THE
World Shipping Council (WSC), the European
Community Shipowners' Associations (ECSA)
and the International Chamber of Shipping
and ICS, have welcomed the EU's extension
of consortium exemption for another five
years until April 2020.
The
move comes as consortia regulation No 906/2009
is to expire in April 2015.
The
Global Shippers' Forum (GSF), on the other
hand, is calling for a repeal of the European
block exemption that allows greater scope
for operational alliances in which the ships
are run in united ship management system,
but function independently in sales and
customer service.
According
to the shipowners, legal certainty means
that consortia arrangements, or amendments
to those arrangements (including terminating
those arrangements and entering into different
ones), can be evaluated solely on operational
merits.
European
competition authorities have favoured consortia
that share vessels to reduce costs rather
than joint pricing, unlike conferences which
set freight rates together.
Besides,
shipper groups have argued that the block
exemption for liner shipping due to expire
in 2015 is no longer relevant because of
the size of mega alliances like the P3 which
fall outside of normal competition laws.
The
GSF, which incorporated itself to become
closer to intergovernmental bodies such
as UN agencies, has been in conflict with
the European Shippers Council (ESC) and
the Asia Shippers Council (ASC) over container
weigh-ins. The ASC quit the GSF more than
a year ago because it said the body would
have diluted its vote by allowing in smaller
regional councils.
The
GSF said in a statement that its recommendation
to the European Commission (EC) was meant
"to ensure that there will no longer
be any special treatment of the maritime
sector under EU competition law" to
allow the maritime industry to be treated
the same as other sectors.
At
present, a liner shipping consortium has
a block exemption from European Union competition
laws provided its market share is less than
35 per cent.

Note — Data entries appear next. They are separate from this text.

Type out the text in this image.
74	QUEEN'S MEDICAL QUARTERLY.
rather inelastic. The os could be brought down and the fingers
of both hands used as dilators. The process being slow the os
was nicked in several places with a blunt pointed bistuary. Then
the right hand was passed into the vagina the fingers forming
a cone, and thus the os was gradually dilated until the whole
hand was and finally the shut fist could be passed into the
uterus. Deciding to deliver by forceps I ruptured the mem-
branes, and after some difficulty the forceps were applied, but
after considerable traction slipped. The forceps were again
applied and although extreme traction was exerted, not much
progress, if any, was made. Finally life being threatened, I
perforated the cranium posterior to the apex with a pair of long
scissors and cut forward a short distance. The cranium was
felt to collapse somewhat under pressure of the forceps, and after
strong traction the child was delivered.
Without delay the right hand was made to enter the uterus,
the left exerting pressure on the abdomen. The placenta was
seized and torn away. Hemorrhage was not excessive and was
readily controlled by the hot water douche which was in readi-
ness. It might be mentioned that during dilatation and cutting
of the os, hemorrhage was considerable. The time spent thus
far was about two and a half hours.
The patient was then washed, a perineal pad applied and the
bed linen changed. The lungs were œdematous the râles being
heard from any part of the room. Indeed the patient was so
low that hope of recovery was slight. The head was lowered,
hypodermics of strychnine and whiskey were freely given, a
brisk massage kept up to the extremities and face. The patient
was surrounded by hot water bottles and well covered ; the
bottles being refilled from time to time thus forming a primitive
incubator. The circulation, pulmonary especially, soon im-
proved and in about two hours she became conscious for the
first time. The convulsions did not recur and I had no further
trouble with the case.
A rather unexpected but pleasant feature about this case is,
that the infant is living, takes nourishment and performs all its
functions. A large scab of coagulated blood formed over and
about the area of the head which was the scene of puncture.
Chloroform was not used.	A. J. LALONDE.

A larger alliance is not necessarily
unlawful, but members must conduct a self-assessment
to ensure there is no abuse of its dominant
position.
Said
GSF secretary general Chris Welsh: "As
it is now well established what the acceptable
parameters of consortia agreements should
be, there is no longer any obvious need
for a BER 'safe harbour' as self-assessment
is quite sufficient for standard consortia
agreements."
Accordingly,
the GSF said the merits of standard consortia
agreements will continue to exist in the
absence of any block exemption regulation
since self-assessment arrangements under
the Horizontal Competition Guidelines will
cover good agreements that genuinely confer
benefits to shippers through reduced costs,
lower rates and extended and enhanced services.
Both
the proposed P3 Alliance between Maersk,
CMA GM and MSC and the expanded G6 alliance
would exceed the 35 per cent limit on key
trade lanes.
"GSF
strongly believes that the P3 Global Alliance
Agreement shows that carriers do not need
the consortia block exemption to plan their
cooperation," said Mr Welsh.
Some
lawyers, who argue that the rules should
be renewed, have demanded that the 35 per
cent threshold be increased to bring it
into line with other jurisdictions where
up to 50 per cent market share is permitted.
Moreover,
the shipowner groups agree with Brussels
that the rules "have not substantially
changed" and modifications have been
made to the rules of consortia.
Any
changes to this legal framework should be
avoided to prevent compliance costs to operators
in the industry, said the EC, reported Lloyd's
List.
Improvements
in consortia are found in productivity and
"frequency of sailings and port calls,
or an improvement in scheduling as well
as better quality and personalised services
through the use of more modern vessels and
other equipment, including port facilities,"
said the EC.
The
WSC, ESCA and ICS agree that the basis of
the consortia block exemption since 1995
has remained largely unchanged with no regulatory
barriers to carriers entering the market.
But
issues of overcapacity causing high capital
and operating costs have made it very challenging
for vessel operators in a highly competitive
environment, but "a favourable one
for the European importers and exporters
that use the services of those vessel operators."